There are a few fun setpieces in Dominion, most notably the sequence in Malta where Claire and Owen infiltrate the aforementioned dinosaur black market and run afoul of Santos (Dichen Lachman), who is a dinosaur arms dealer who unleashes trained attack raptor on them, leading to a sort of Mission: Impossible style chase through the city.  There’s also a fun sequence in an old amber mine at the Biosyn complex which features Dimetridons stalking in the dark.  Overall, the dinosaur variety is pretty great in Dominion, with lots of species we haven’t really seen before in the series, like a creepy, blind Therizinosaurus or the Giganotosaurus, which gets hyped up as the new big bad like the Indominus Rex or Spinosaurus but doesn’t really do a whole lot.  There are also returning favorites like Dilophosaurus, which we haven’t seen since the OG Jurassic Park and they also introduce “unaltered” dinosaurs that are more scientifically accurate, as the in franchise lore is that Ingen modified the DNA to make them more like people wanted them to look and not how they actually might have been, like having feathers or fur.  There are a bunch of homages and direct sequences that call back to sequences from, mostly, Jurassic Park that are amusing fan service but, on the flip side, there are also some sequences that feel like they are recycling stuff from Jurassic World, especially the big climax for Dominion.

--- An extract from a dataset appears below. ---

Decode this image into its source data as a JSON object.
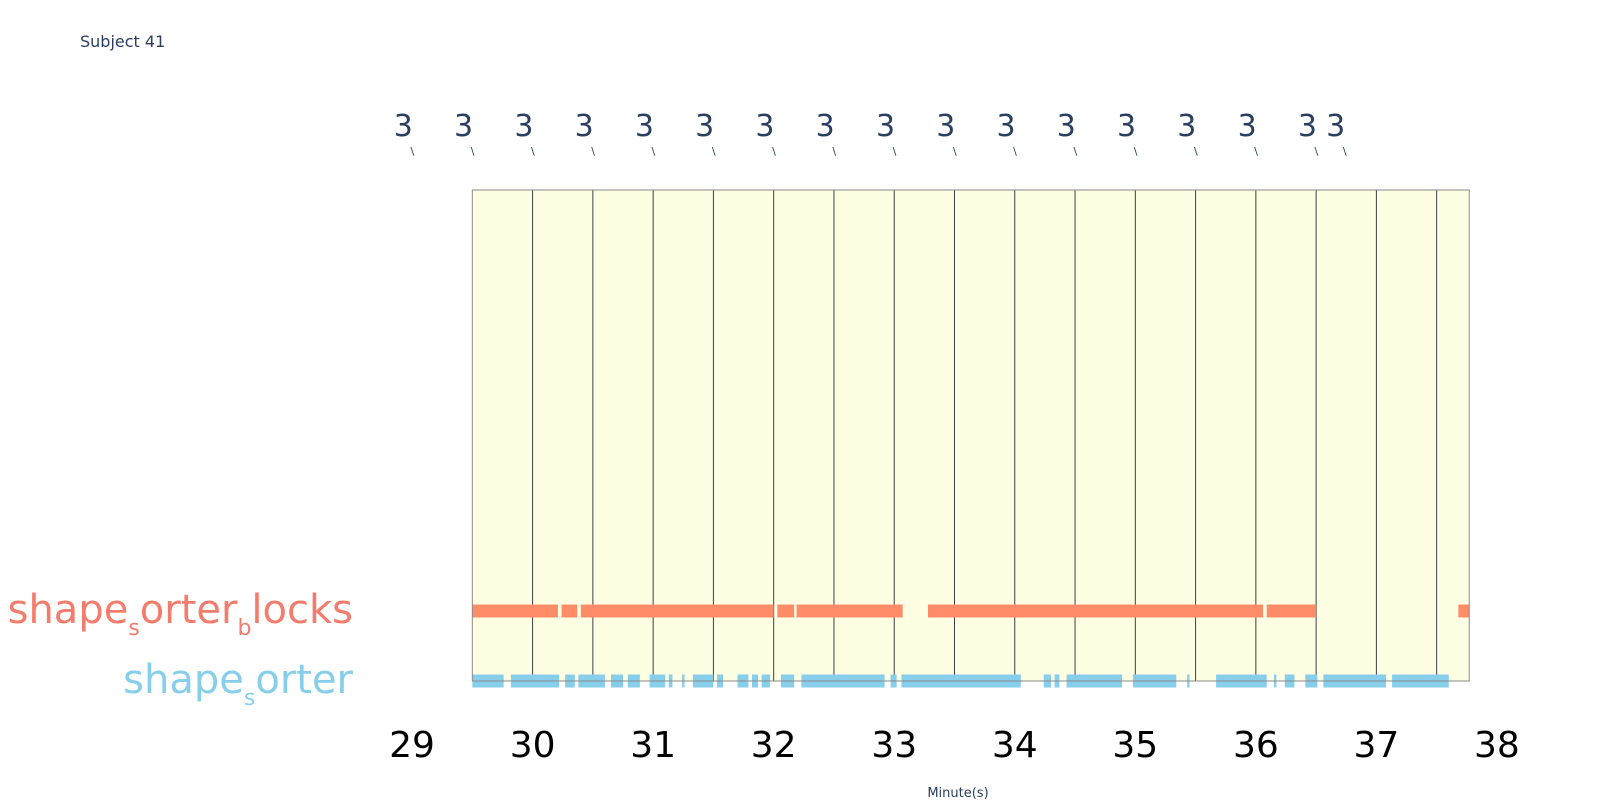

The cast is solid overall with the original trio slipping easily back into their roles, especially Sam Neill who has some good grumpy Grant moments, and Chris Pratt and Bryce Dallas Howard are fine but not really doing much different than in the prior two Jurassic World movies.  The definite standout for new characters is DeWanda Wise as Kayla Watts, a former Air Force pilot turned smuggler who helps Owen and Claire.  She’s got a great cocky attitude and badass action chops and is easily one of the best characters introduced in this new trilogy and probably for the franchise as a whole.  One cast member that doesn’t really work is Campbell Scott as Dodgson.  Scott has been great and intimidating in other projects before but I don’t know what he’s doing here with awkward interactions that seem to imply they’ve put him on the spectrum but then still is also a greedy, evil businessman only concerned with money.  It’s a bizarre character that doesn’t work and doesn’t ever feel like a threat or villainous the way he should be.

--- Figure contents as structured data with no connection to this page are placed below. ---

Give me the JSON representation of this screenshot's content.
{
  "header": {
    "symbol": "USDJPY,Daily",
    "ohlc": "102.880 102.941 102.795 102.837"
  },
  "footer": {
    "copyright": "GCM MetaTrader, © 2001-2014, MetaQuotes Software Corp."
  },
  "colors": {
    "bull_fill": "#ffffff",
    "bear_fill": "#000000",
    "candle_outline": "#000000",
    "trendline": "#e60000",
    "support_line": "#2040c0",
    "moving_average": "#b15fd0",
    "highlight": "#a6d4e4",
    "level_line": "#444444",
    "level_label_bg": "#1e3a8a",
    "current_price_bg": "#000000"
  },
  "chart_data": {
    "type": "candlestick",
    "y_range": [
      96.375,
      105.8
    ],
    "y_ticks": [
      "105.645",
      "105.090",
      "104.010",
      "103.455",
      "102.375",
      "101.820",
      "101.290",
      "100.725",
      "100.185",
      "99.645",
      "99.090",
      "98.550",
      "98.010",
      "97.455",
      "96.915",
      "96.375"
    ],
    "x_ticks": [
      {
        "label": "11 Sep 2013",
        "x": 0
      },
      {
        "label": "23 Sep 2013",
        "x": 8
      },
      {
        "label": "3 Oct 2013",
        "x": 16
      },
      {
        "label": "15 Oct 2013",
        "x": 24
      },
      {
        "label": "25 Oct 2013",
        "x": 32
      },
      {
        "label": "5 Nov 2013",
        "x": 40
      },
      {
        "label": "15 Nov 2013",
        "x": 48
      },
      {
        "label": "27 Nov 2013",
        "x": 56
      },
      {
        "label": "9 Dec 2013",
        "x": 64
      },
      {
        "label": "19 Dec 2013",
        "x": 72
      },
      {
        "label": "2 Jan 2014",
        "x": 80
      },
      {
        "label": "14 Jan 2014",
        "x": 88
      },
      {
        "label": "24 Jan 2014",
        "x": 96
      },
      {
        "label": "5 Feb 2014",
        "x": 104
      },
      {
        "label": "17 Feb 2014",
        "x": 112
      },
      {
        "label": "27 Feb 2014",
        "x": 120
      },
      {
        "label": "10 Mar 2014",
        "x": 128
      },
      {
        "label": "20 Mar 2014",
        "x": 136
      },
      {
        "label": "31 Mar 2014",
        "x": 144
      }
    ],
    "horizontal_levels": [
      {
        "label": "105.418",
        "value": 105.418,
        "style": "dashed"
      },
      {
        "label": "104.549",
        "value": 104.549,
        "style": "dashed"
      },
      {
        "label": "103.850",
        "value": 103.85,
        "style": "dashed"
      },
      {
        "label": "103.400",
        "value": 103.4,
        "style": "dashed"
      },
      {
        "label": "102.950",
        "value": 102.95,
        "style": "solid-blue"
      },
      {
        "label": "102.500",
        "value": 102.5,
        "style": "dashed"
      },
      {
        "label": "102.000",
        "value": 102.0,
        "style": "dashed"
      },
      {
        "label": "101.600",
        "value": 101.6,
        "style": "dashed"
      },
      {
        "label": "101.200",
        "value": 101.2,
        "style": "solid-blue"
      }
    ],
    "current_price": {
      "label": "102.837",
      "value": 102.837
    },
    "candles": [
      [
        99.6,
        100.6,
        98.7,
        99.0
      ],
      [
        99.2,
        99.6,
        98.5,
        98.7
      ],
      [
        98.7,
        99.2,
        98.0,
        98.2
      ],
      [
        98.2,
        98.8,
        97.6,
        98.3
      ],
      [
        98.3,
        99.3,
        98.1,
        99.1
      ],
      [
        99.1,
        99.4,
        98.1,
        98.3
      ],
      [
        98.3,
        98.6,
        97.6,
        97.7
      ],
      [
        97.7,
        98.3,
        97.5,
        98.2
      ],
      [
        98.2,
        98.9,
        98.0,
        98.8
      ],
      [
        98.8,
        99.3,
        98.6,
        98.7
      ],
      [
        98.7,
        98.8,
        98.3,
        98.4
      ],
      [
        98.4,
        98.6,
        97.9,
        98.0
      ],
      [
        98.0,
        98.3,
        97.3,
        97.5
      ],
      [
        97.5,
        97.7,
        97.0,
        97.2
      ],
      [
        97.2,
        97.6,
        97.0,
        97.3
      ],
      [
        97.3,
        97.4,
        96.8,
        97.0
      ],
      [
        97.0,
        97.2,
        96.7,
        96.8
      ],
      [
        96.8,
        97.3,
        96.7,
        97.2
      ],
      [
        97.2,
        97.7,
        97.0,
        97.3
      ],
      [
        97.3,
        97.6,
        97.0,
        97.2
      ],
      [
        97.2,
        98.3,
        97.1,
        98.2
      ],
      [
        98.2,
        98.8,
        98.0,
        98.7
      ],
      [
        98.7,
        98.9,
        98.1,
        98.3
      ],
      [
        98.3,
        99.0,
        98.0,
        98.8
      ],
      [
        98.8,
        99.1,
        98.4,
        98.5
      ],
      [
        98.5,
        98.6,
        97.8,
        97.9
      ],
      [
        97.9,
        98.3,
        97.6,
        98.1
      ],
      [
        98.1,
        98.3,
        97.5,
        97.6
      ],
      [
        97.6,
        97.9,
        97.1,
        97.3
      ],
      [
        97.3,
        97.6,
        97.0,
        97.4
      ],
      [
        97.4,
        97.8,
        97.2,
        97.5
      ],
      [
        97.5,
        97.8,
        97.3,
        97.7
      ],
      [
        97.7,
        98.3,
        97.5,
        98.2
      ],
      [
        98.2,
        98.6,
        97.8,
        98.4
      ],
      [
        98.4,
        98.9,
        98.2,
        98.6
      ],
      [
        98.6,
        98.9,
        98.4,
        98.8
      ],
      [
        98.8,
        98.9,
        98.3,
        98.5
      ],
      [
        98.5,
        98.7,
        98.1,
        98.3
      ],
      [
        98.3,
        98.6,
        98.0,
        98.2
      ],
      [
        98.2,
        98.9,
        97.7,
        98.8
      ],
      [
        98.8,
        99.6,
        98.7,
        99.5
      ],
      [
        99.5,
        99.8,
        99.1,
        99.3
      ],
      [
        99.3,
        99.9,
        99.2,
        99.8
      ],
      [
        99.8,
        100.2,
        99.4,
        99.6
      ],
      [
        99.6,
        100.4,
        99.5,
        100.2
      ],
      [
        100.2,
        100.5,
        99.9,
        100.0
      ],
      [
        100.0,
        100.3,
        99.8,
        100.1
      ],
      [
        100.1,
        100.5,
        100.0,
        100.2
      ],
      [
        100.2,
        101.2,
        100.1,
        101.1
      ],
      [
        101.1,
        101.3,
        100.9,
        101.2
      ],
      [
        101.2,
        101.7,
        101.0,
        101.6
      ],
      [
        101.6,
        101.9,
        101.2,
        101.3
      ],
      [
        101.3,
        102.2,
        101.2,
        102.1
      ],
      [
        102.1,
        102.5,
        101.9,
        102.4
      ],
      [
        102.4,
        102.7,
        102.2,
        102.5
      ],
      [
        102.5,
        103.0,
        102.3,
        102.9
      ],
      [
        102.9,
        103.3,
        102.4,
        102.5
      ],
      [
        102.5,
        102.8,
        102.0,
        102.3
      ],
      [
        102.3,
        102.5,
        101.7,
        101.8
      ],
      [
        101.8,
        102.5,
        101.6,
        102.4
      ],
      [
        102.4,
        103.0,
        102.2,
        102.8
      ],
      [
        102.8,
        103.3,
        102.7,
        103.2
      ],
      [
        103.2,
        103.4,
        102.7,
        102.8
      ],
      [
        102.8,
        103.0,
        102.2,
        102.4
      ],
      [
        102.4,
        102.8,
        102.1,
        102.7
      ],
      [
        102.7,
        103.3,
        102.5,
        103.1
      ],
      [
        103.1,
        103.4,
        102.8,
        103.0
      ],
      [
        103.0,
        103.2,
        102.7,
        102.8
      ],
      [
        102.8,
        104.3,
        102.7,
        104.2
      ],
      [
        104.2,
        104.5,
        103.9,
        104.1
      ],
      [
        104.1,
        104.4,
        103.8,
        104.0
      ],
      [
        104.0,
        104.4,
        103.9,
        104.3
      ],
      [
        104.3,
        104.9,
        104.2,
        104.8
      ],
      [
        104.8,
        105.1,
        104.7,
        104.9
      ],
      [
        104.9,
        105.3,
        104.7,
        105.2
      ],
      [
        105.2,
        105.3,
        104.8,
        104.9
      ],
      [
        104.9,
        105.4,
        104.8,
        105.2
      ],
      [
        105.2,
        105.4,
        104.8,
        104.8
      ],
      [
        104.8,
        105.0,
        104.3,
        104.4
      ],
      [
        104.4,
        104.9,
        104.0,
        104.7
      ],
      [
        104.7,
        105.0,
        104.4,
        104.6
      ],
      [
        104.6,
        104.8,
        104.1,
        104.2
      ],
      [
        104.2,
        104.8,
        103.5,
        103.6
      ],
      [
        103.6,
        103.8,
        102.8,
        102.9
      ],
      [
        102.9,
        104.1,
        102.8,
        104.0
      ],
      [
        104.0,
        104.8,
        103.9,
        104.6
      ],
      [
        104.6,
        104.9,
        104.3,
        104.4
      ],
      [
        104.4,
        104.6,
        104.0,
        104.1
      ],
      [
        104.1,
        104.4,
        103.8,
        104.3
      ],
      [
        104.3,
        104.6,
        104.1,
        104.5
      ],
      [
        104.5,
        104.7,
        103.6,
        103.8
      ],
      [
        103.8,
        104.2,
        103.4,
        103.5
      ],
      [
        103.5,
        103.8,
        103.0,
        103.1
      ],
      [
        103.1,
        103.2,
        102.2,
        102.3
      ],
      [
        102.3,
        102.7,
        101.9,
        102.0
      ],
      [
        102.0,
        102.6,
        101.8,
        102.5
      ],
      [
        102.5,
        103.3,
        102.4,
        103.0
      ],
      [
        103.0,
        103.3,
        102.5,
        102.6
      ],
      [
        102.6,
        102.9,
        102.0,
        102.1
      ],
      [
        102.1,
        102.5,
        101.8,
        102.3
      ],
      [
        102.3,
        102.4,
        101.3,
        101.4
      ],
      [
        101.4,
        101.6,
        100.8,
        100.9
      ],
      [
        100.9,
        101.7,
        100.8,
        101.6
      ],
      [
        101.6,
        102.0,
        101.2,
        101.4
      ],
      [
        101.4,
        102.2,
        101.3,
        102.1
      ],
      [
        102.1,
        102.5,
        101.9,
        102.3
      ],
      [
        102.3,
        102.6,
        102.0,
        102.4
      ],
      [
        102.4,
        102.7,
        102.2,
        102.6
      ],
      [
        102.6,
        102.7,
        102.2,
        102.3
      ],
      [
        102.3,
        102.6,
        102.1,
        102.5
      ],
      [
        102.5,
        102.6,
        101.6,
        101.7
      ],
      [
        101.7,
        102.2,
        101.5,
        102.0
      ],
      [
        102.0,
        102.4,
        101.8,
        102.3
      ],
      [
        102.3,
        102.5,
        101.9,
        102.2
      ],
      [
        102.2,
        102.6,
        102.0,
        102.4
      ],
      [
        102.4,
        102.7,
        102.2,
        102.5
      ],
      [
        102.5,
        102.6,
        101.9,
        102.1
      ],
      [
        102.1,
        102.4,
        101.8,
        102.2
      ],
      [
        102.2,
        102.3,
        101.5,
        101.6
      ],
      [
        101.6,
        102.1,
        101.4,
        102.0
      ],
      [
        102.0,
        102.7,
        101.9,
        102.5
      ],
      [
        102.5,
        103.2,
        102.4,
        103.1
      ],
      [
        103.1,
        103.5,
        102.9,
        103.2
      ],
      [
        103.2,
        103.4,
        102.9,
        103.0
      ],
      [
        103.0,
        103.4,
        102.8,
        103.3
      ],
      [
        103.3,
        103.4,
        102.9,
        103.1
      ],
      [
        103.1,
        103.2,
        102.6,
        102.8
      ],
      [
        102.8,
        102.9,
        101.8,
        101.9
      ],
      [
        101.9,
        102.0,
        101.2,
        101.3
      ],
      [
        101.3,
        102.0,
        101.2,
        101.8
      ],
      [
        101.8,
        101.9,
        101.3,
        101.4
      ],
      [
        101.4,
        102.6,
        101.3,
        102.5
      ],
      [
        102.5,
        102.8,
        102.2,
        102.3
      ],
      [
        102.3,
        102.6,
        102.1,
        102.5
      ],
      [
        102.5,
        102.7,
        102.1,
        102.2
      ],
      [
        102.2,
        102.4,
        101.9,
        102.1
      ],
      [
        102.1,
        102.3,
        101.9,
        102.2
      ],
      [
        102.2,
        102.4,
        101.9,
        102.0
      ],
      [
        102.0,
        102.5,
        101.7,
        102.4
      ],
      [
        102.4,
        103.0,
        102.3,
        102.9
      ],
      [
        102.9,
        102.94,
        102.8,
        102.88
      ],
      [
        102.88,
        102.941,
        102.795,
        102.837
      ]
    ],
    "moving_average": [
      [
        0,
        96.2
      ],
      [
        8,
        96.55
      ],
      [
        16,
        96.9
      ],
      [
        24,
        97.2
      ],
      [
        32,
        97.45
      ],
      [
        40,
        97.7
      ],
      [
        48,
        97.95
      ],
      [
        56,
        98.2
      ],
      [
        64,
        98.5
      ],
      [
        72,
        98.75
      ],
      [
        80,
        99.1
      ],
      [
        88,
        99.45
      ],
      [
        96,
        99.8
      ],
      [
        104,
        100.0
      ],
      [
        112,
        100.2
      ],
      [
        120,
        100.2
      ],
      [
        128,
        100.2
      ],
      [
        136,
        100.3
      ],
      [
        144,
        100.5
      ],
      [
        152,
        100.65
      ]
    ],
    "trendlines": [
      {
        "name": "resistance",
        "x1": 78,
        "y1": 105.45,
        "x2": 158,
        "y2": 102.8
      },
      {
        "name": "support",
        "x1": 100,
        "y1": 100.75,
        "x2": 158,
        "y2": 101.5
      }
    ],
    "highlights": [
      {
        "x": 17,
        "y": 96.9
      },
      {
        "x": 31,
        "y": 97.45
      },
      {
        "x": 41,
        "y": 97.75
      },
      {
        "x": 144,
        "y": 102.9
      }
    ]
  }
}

Jurassic World: Dominion has some fun moments and some great character interactions at times but the plot is not really what I was expecting and seems a bit incongruous to what the franchise has been about and, most disappointingly, it kind of puts the dinosaurs on the back burner.  It’s also kind of bloated and overstuffed but it’s at least a slightly better finale (if this is actually the final movie) than something like The Rise of Skywalker, which was just a giant mess all around.  There are decent set pieces and fan service callback moments but you probably don’t need to rush out and see it, especially with much more satisfying blockbusters out there like Top Gun: Maverick.